2. Ki arkadaşınız (olan peygamber) şaşmadı ve yoldan çıkmadı.
3. O, hevâdan (kendi istek, düşünce ve tutkularına göre) konuşmaz.
4. O (söyledikleri) yalnızca vahyolunmakta olan bir vahiydir.
5. Ona (bu Kur'an'ı) üstün (oldukça çetin) bir güç sahibi (Cebrail) öğretmiştir.
6. (O) Güç sahibi (Cebrail kendi asli suretinde) dosdoğru göründü.
7. O, en yüksek bir ufuktaydı.
8. Sonra yaklaştı, derken sarkıverdi.
9. Nitekim (ikisi arasında uzaklık) iki yay kadar (oldu) veya daha da yakınlaştı.
10. Böylece kuluna vahyedeceğini vahyetti.

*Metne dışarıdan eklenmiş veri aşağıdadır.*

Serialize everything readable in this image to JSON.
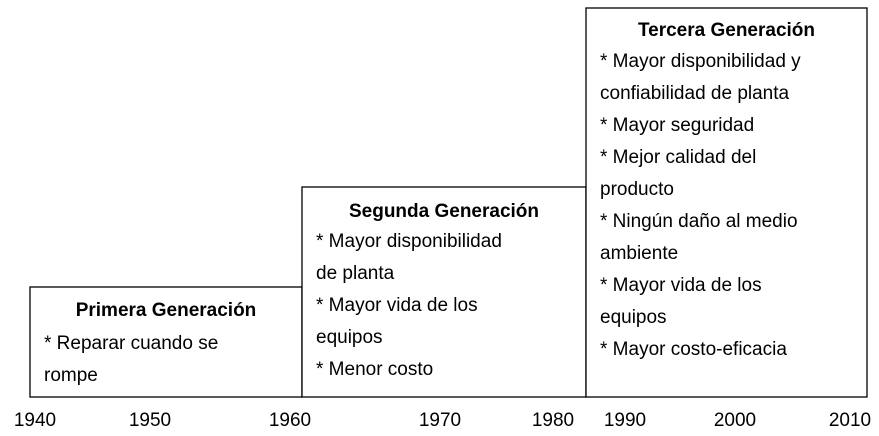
{
  "boxes": [
    {
      "title": "Primera Generación",
      "lines": [
        "* Reparar cuando se",
        "rompe"
      ]
    },
    {
      "title": "Segunda Generación",
      "lines": [
        "*  Mayor disponibilidad",
        "de planta",
        "*  Mayor vida de los",
        "equipos",
        "*  Menor costo"
      ]
    },
    {
      "title": "Tercera Generación",
      "lines": [
        "* Mayor disponibilidad y",
        "confiabilidad de planta",
        "* Mayor seguridad",
        "* Mejor calidad del",
        "producto",
        "* Ningún daño al medio",
        "ambiente",
        "* Mayor vida de los",
        "equipos",
        "* Mayor costo-eficacia"
      ]
    }
  ],
  "years": [
    1940,
    1950,
    1960,
    1970,
    1980,
    1990,
    2000,
    2010
  ]
}
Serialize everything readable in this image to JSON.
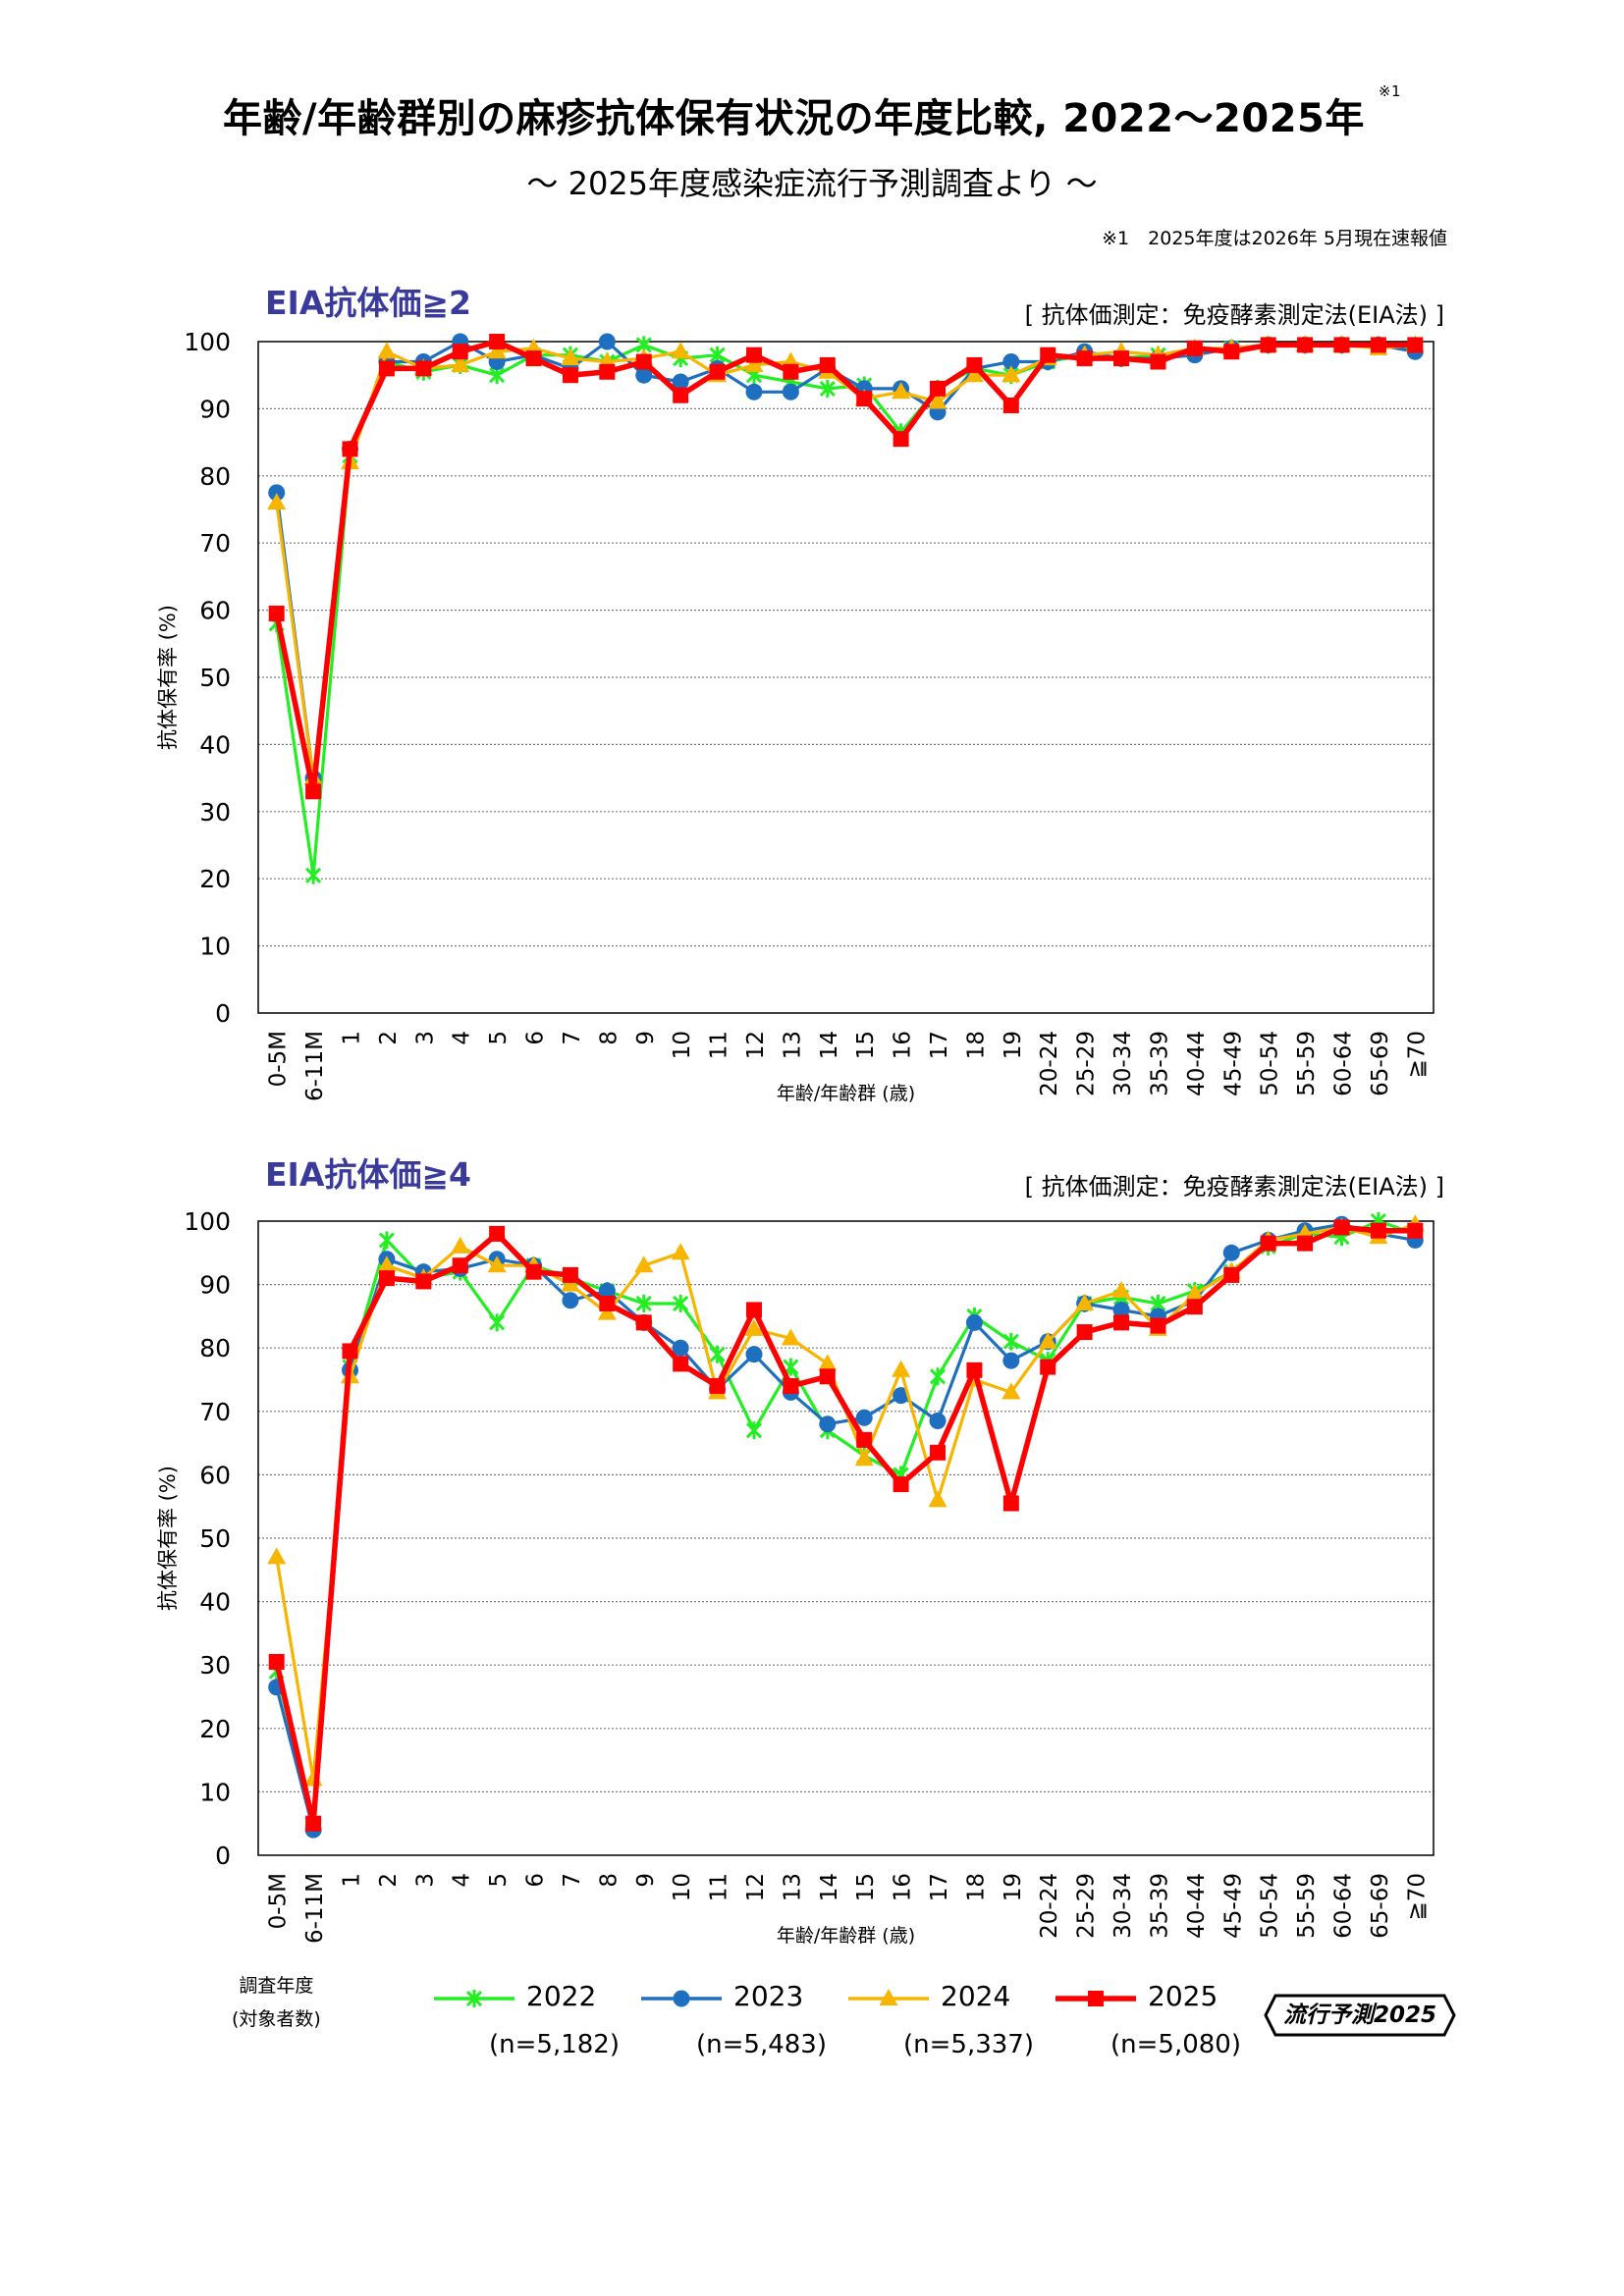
{
  "header": {
    "title": "年齢/年齢群別の麻疹抗体保有状況の年度比較, 2022～2025年",
    "title_note_mark": "※1",
    "subtitle": "～ 2025年度感染症流行予測調査より ～",
    "footnote": "※1　2025年度は2026年 5月現在速報値"
  },
  "legend": {
    "caption_line1": "調査年度",
    "caption_line2": "(対象者数)",
    "items": [
      {
        "name": "2022",
        "n": "(n=5,182)",
        "color": "#22ee22",
        "marker": "asterisk"
      },
      {
        "name": "2023",
        "n": "(n=5,483)",
        "color": "#1f6fc0",
        "marker": "circle"
      },
      {
        "name": "2024",
        "n": "(n=5,337)",
        "color": "#f7b500",
        "marker": "triangle"
      },
      {
        "name": "2025",
        "n": "(n=5,080)",
        "color": "#ff0000",
        "marker": "square"
      }
    ]
  },
  "logo": {
    "text": "流行予測2025"
  },
  "chart_data": [
    {
      "type": "line",
      "title": "EIA抗体価≧2",
      "method_note": "[ 抗体価測定：免疫酵素測定法(EIA法) ]",
      "xlabel": "年齢/年齢群 (歳)",
      "ylabel": "抗体保有率 (%)",
      "ylim": [
        0,
        100
      ],
      "yticks": [
        "0",
        "10",
        "20",
        "30",
        "40",
        "50",
        "60",
        "70",
        "80",
        "90",
        "100"
      ],
      "grid": "horizontal dotted",
      "categories": [
        "0-5M",
        "6-11M",
        "1",
        "2",
        "3",
        "4",
        "5",
        "6",
        "7",
        "8",
        "9",
        "10",
        "11",
        "12",
        "13",
        "14",
        "15",
        "16",
        "17",
        "18",
        "19",
        "20-24",
        "25-29",
        "30-34",
        "35-39",
        "40-44",
        "45-49",
        "50-54",
        "55-59",
        "60-64",
        "65-69",
        "≧70"
      ],
      "series": [
        {
          "name": "2022",
          "values": [
            58,
            20.5,
            83,
            97,
            95.5,
            96.5,
            95,
            98,
            98,
            97,
            99.5,
            97.5,
            98,
            95,
            94,
            93,
            93.5,
            86.5,
            93,
            96,
            95,
            97,
            98,
            97.5,
            98,
            98.5,
            99,
            99.5,
            99.5,
            99.5,
            99.5,
            99
          ]
        },
        {
          "name": "2023",
          "values": [
            77.5,
            35,
            84,
            97,
            97,
            100,
            97,
            98,
            96,
            100,
            95,
            94,
            96,
            92.5,
            92.5,
            96,
            93,
            93,
            89.5,
            96,
            97,
            97,
            98.5,
            97.5,
            97.5,
            98,
            99,
            99.5,
            99.5,
            99.5,
            99.5,
            98.5
          ]
        },
        {
          "name": "2024",
          "values": [
            76,
            35,
            82,
            98.5,
            96,
            96.5,
            98.5,
            99,
            97.5,
            97,
            97.5,
            98.5,
            95,
            96.5,
            97,
            95.5,
            91.5,
            92.5,
            91,
            95,
            95,
            97.5,
            98,
            98.5,
            98,
            99,
            99,
            99.5,
            99.5,
            99.5,
            99,
            99.5
          ]
        },
        {
          "name": "2025",
          "values": [
            59.5,
            33,
            84,
            96,
            96,
            98.5,
            100,
            97.5,
            95,
            95.5,
            97,
            92,
            95.5,
            98,
            95.5,
            96.5,
            91.5,
            85.5,
            93,
            96.5,
            90.5,
            98,
            97.5,
            97.5,
            97,
            99,
            98.5,
            99.5,
            99.5,
            99.5,
            99.5,
            99.5
          ]
        }
      ]
    },
    {
      "type": "line",
      "title": "EIA抗体価≧4",
      "method_note": "[ 抗体価測定：免疫酵素測定法(EIA法) ]",
      "xlabel": "年齢/年齢群 (歳)",
      "ylabel": "抗体保有率 (%)",
      "ylim": [
        0,
        100
      ],
      "yticks": [
        "0",
        "10",
        "20",
        "30",
        "40",
        "50",
        "60",
        "70",
        "80",
        "90",
        "100"
      ],
      "grid": "horizontal dotted",
      "categories": [
        "0-5M",
        "6-11M",
        "1",
        "2",
        "3",
        "4",
        "5",
        "6",
        "7",
        "8",
        "9",
        "10",
        "11",
        "12",
        "13",
        "14",
        "15",
        "16",
        "17",
        "18",
        "19",
        "20-24",
        "25-29",
        "30-34",
        "35-39",
        "40-44",
        "45-49",
        "50-54",
        "55-59",
        "60-64",
        "65-69",
        "≧70"
      ],
      "series": [
        {
          "name": "2022",
          "values": [
            29,
            5,
            77,
            97,
            91,
            92,
            84,
            93,
            91,
            89,
            87,
            87,
            79,
            67,
            77,
            67,
            63,
            60,
            75.5,
            85,
            81,
            78,
            87,
            88,
            87,
            89,
            92,
            96,
            98,
            97.5,
            100,
            98
          ]
        },
        {
          "name": "2023",
          "values": [
            26.5,
            4,
            76.5,
            94,
            92,
            92.5,
            94,
            93,
            87.5,
            89,
            84,
            80,
            73.5,
            79,
            73,
            68,
            69,
            72.5,
            68.5,
            84,
            78,
            81,
            87,
            86,
            85,
            87.5,
            95,
            97,
            98.5,
            99.5,
            98,
            97
          ]
        },
        {
          "name": "2024",
          "values": [
            47,
            12,
            75.5,
            93,
            91,
            96,
            93,
            93,
            90,
            85.5,
            93,
            95,
            73,
            83,
            81.5,
            77.5,
            62.5,
            76.5,
            56,
            75,
            73,
            81,
            87,
            89,
            83,
            88.5,
            92,
            97,
            98,
            99,
            97.5,
            99.5
          ]
        },
        {
          "name": "2025",
          "values": [
            30.5,
            5,
            79.5,
            91,
            90.5,
            93,
            98,
            92,
            91.5,
            87,
            84,
            77.5,
            74,
            86,
            74,
            75.5,
            65.5,
            58.5,
            63.5,
            76.5,
            55.5,
            77,
            82.5,
            84,
            83.5,
            86.5,
            91.5,
            96.5,
            96.5,
            99,
            98.5,
            98.5
          ]
        }
      ]
    }
  ]
}
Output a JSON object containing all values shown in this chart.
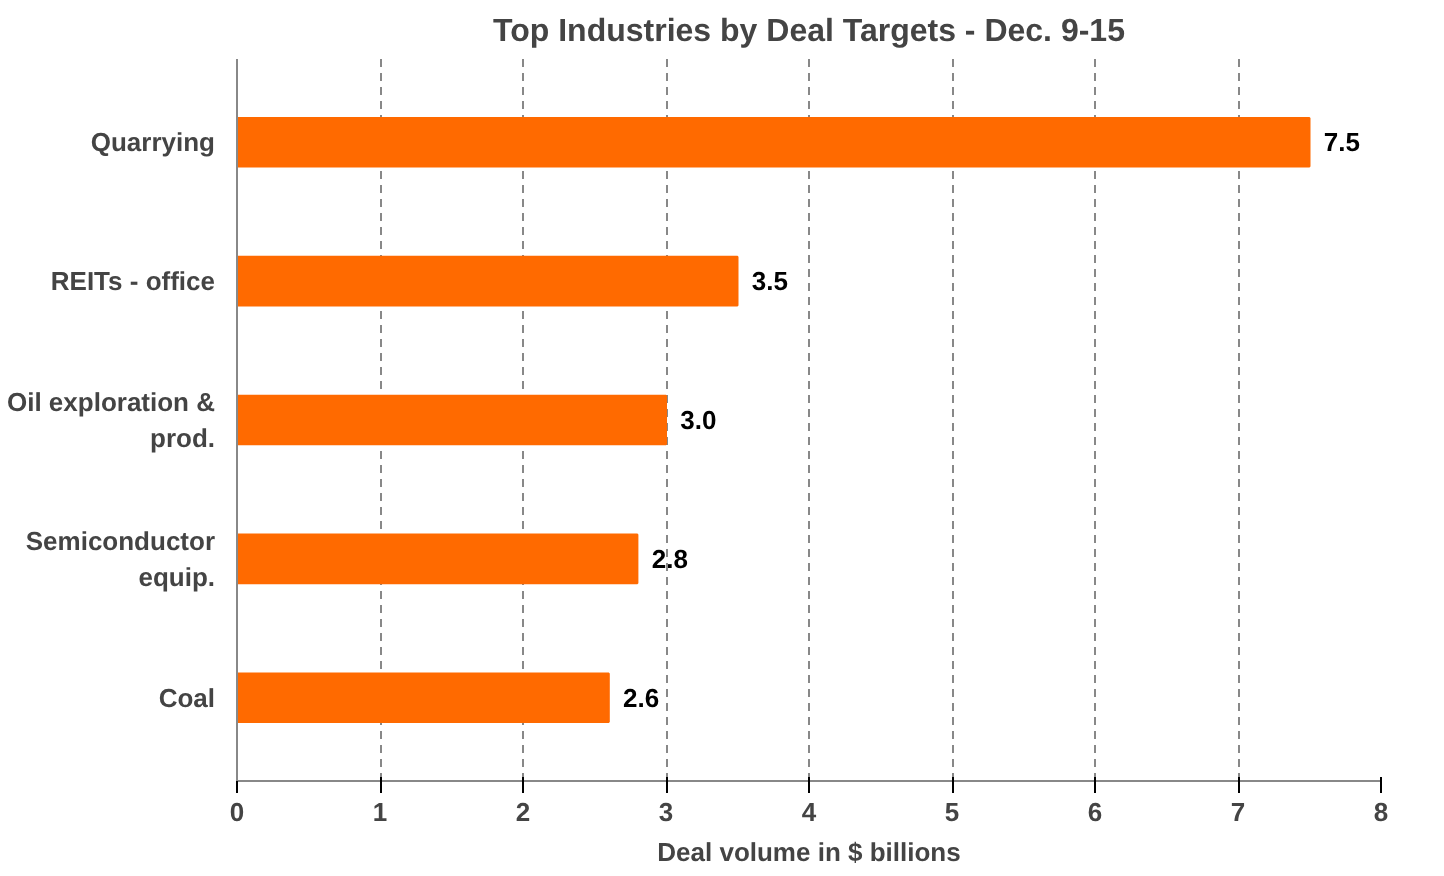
{
  "chart_data": {
    "type": "bar",
    "orientation": "horizontal",
    "title": "Top Industries by Deal Targets - Dec. 9-15",
    "xlabel": "Deal volume in $ billions",
    "categories": [
      "Quarrying",
      "REITs - office",
      "Oil exploration & prod.",
      "Semiconductor equip.",
      "Coal"
    ],
    "values": [
      7.5,
      3.5,
      3.0,
      2.8,
      2.6
    ],
    "value_labels": [
      "7.5",
      "3.5",
      "3.0",
      "2.8",
      "2.6"
    ],
    "color": "#ff6a00",
    "xlim": [
      0,
      8
    ],
    "xticks": [
      0,
      1,
      2,
      3,
      4,
      5,
      6,
      7,
      8
    ],
    "grid": "x"
  }
}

11. Onun gördüğünü kalbi yalanlamadı.
12. Yine de siz gördüğü şey hakkında onunla tartışacak mısınız?
13. Şüphesiz onu (Cebrail'i) bir de diğer inişte görmüştü.
14. Sidretü'l Münteha'nın yanında.
15. Ki Cennet'ül Me'va da (müminlerin gireceği cennet) onun yanındadır.
16. Sidre'yi örten örtmekte iken.
17. Gözü kayıp şaşmadı ve taşkınlık etmedi.
18. Şüphesiz o, Rabbinin en büyük ayetlerinden bazısını gördü.
19. Söyleyin bakayım; Lât ve Uzza.
20. Üçüncü olarak da öteki Menat (gibi putların tapılmaya değer bir güçleri var mı)?
21. Erkek (evlat) sizin, dişi de O'nun, öyle mi?
22. Eğer öyleyse, bu çarpık bir paylaşma.
23. Bu (putlar ise,) sizin ve babalarınızın isimlendirdiğiniz isimlerden başkası değildir. Allah onlarla ilgili hiç bir delil indirmemiştir. Onlar yalnızca zanna ve nefislerinin arzu ettiklerine uymaktadırlar. Oysa şüphesiz onlara rablerinden yol gösterici gelmiştir.
24. Yoksa insana her arzu edip dilekte bulunduğu şey mi var?
25. İşte, son da ilk de (ahiret de dünya da) Allah'ındır.
26. Allah dilediğine ve hoşnut olduğuna izin vermedikçe, göklerde bulunan nice meleklerin şefaatleri hiç bir şeyle yarar sağlamaz.